The plan at this point, Johnson said, is to return to regular monthly meetings. While some thought was given to reconfiguring the types or number of members, according to Johnson, a decision was made recently to appoint four new members, returning the council to nine members.
Three members represent agricultural interests, three represent recreation interests and three represent mining, oil and gas interests.
The new members, chosen by commissioners in consultation with county staff, are former county commissioner and local rancher and agritourism provider Kim Chesser; retired banker and hunter and conservationist Hud Rhea; Hinkle Shanor oil and gas lawyer Jared Hembree; and Roswell businessman, Badlands BBQ owner and off-roading enthusiast Eric Austin.
Both Rhea and Austin said that it is too early to have any specific goals as a council member, that they will need time to familiarize themselves with the issues and the council.
The new appointees join five existing members: rancher and real estate broker Scott McNally and rancher Mark Marley for the agricultural sector; Mack Energy and Chase Farms manager Dan Girand and Jeff Harvard of Harvard Petroleum Co. for the extraction sector; and Central Valley Electric Cooperative Board of Trustees President and hunting services operator Chuck Wagner for the recreation sector.
Formed in 1994 and given its current name in 2014, the council exists to advise elected officials and county staff on matters related to federal and state public lands, which represent about 60 percent of the county’s total acreage, according to the county’s long-term plan.
“It is a way to get some discussion going and get recommendations on how to proceed,” said Johnson, “so that way, by the time it reaches the commissioners, there already have been public discussions.”
At its 6 p.m.
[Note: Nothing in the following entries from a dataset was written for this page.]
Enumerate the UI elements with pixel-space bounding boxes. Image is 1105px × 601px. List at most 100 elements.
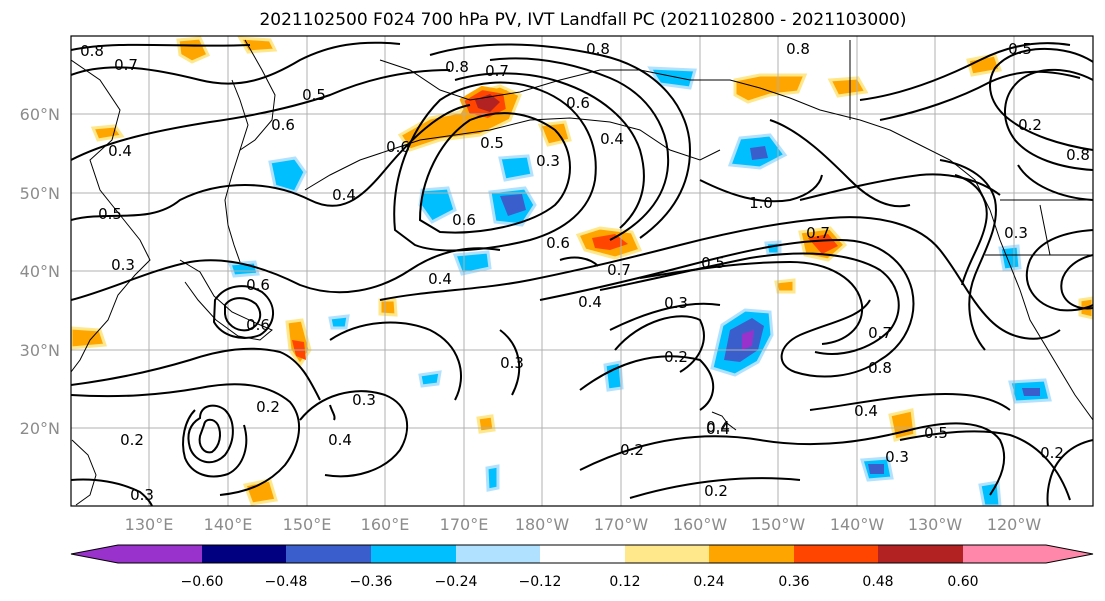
lon-label: 130°W: [908, 515, 963, 534]
contour-label: 0.3: [500, 354, 524, 372]
lon-label: 160°E: [361, 515, 410, 534]
contour-line: [454, 72, 645, 229]
lat-label: 60°N: [20, 105, 60, 124]
contour-label: 0.4: [854, 402, 878, 420]
contour-label: 0.6: [452, 211, 476, 229]
coast-kurils: [224, 149, 241, 263]
shade-positive: [242, 478, 278, 506]
contour-label: 0.8: [786, 40, 810, 58]
contour-line: [859, 42, 1071, 101]
map-panel: 0.8 0.7 0.5 0.6 0.4 0.8 0.7 0.6 0.4 0.5 …: [70, 35, 1094, 507]
contour-line: [809, 392, 1011, 411]
colorbar-segment: [878, 545, 963, 563]
shade-positive: [378, 298, 398, 317]
contour-line: [629, 477, 801, 499]
contour-label: 0.4: [600, 130, 624, 148]
shade-negative: [742, 330, 754, 350]
contour-line: [799, 173, 1001, 201]
contour-line: [579, 355, 715, 411]
colorbar-segment: [202, 545, 286, 563]
contour-label: 0.4: [428, 270, 452, 288]
ivt-contours: [71, 41, 1093, 506]
figure-title: 2021102500 F024 700 hPa PV, IVT Landfall…: [259, 10, 906, 30]
colorbar-tick-label: −0.24: [435, 574, 478, 590]
contour-line: [299, 390, 408, 478]
colorbar-segment: [794, 545, 878, 563]
colorbar-tick-label: −0.60: [181, 574, 224, 590]
contour-label: 0.3: [664, 294, 688, 312]
colorbar-segments: [70, 544, 1094, 564]
coast-japan: [179, 259, 273, 341]
colorbar-segment: [371, 545, 456, 563]
shade-positive: [176, 36, 211, 64]
colorbar-segment: [71, 545, 202, 563]
colorbar-tick-label: 0.60: [947, 574, 978, 590]
shade-positive: [592, 234, 628, 250]
shade-positive: [476, 414, 496, 434]
colorbar-tick-label: −0.48: [265, 574, 308, 590]
contour-label: 0.4: [108, 142, 132, 160]
colorbar-segment: [625, 545, 709, 563]
contour-label: 0.4: [328, 431, 352, 449]
contour-line: [609, 302, 721, 331]
lon-label: 140°E: [204, 515, 253, 534]
contour-label: 0.2: [1040, 444, 1064, 462]
contour-line: [699, 174, 823, 203]
lon-label: 120°W: [987, 515, 1042, 534]
colorbar-tick-label: 0.36: [778, 574, 809, 590]
shade-negative: [868, 464, 884, 474]
contour-line: [198, 418, 221, 454]
colorbar-segment: [456, 545, 540, 563]
shade-positive: [888, 408, 917, 442]
contour-label: 0.8: [586, 40, 610, 58]
contour-label: 0.2: [120, 431, 144, 449]
lon-label: 140°W: [830, 515, 885, 534]
contour-line: [954, 174, 988, 286]
contour-label: 0.3: [885, 448, 909, 466]
colorbar-segment: [709, 545, 794, 563]
shade-positive: [774, 278, 796, 294]
shade-positive: [808, 234, 838, 254]
shade-negative: [268, 156, 307, 194]
contour-labels: 0.8 0.7 0.5 0.6 0.4 0.8 0.7 0.6 0.4 0.5 …: [80, 40, 1090, 504]
lat-label: 50°N: [20, 184, 60, 203]
contour-line: [182, 409, 248, 478]
contour-label: 0.2: [664, 348, 688, 366]
contour-label: 0.8: [1066, 146, 1090, 164]
contour-line: [1017, 164, 1093, 201]
contour-label: 0.2: [256, 398, 280, 416]
contour-line: [579, 422, 1006, 496]
colorbar-tick-label: 0.48: [862, 574, 893, 590]
contour-line: [1060, 254, 1093, 310]
colorbar-outline: [70, 544, 1094, 564]
contour-label: 0.8: [80, 42, 104, 60]
contour-label: 0.5: [302, 86, 326, 104]
contour-line: [429, 43, 692, 239]
lon-label: 180°W: [515, 515, 570, 534]
colorbar-tick-label: 0.24: [693, 574, 724, 590]
contour-label: 0.2: [704, 482, 728, 500]
coastlines: [71, 39, 1093, 506]
lon-label: 170°W: [594, 515, 649, 534]
shade-negative: [750, 146, 768, 160]
shade-negative: [1022, 388, 1040, 396]
contour-line: [879, 70, 1081, 121]
coast-alaska: [379, 59, 991, 211]
colorbar: −0.60 −0.48 −0.36 −0.24 −0.12 0.12 0.24 …: [70, 544, 1094, 590]
contour-line: [489, 57, 670, 241]
contour-label: 0.7: [485, 62, 509, 80]
shade-positive: [733, 73, 808, 104]
contour-label: 0.3: [536, 152, 560, 170]
lon-label: 160°W: [673, 515, 728, 534]
longitude-labels: 130°E 140°E 150°E 160°E 170°E 180°W 170°…: [125, 515, 1042, 534]
coast-hawaii: [711, 411, 737, 431]
colorbar-segment: [963, 545, 1093, 563]
shade-negative: [418, 370, 442, 388]
coast-aleutians: [304, 117, 721, 191]
contour-label: 0.8: [445, 58, 469, 76]
contour-label: 0.7: [868, 324, 892, 342]
contour-line: [71, 347, 321, 401]
contour-label: 0.7: [806, 224, 830, 242]
contour-label: 0.5: [924, 424, 948, 442]
contour-line: [329, 321, 463, 401]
Thursday meeting at the Chaves County Administrative Center, the council is scheduled to talk about the Carlsbad Resource Management Plan. The plan, led by the Bureau of Land Management, includes portions of Chaves County. A draft is now under review by BLM staff in Washington D.C., prior to being published for public comment.
At previous meetings about the plan with the county commissioners, BLM staff engaged in intense debate about how some federal lands in the county have been designated as Areas of Critical Environmental Concern or Lands with Wilderness Characteristics, which could make that acreage unavailable to ranching and oil and gas activities in future years.
It is unclear at this time how the Carlsbad Resource Management Plan process will be affected by the recently announced restructure of the U.S. Department of Interior, which includes the reassignment of New Mexico BLM Director Amy Lueders to the U.S Fish and Wildlife Service.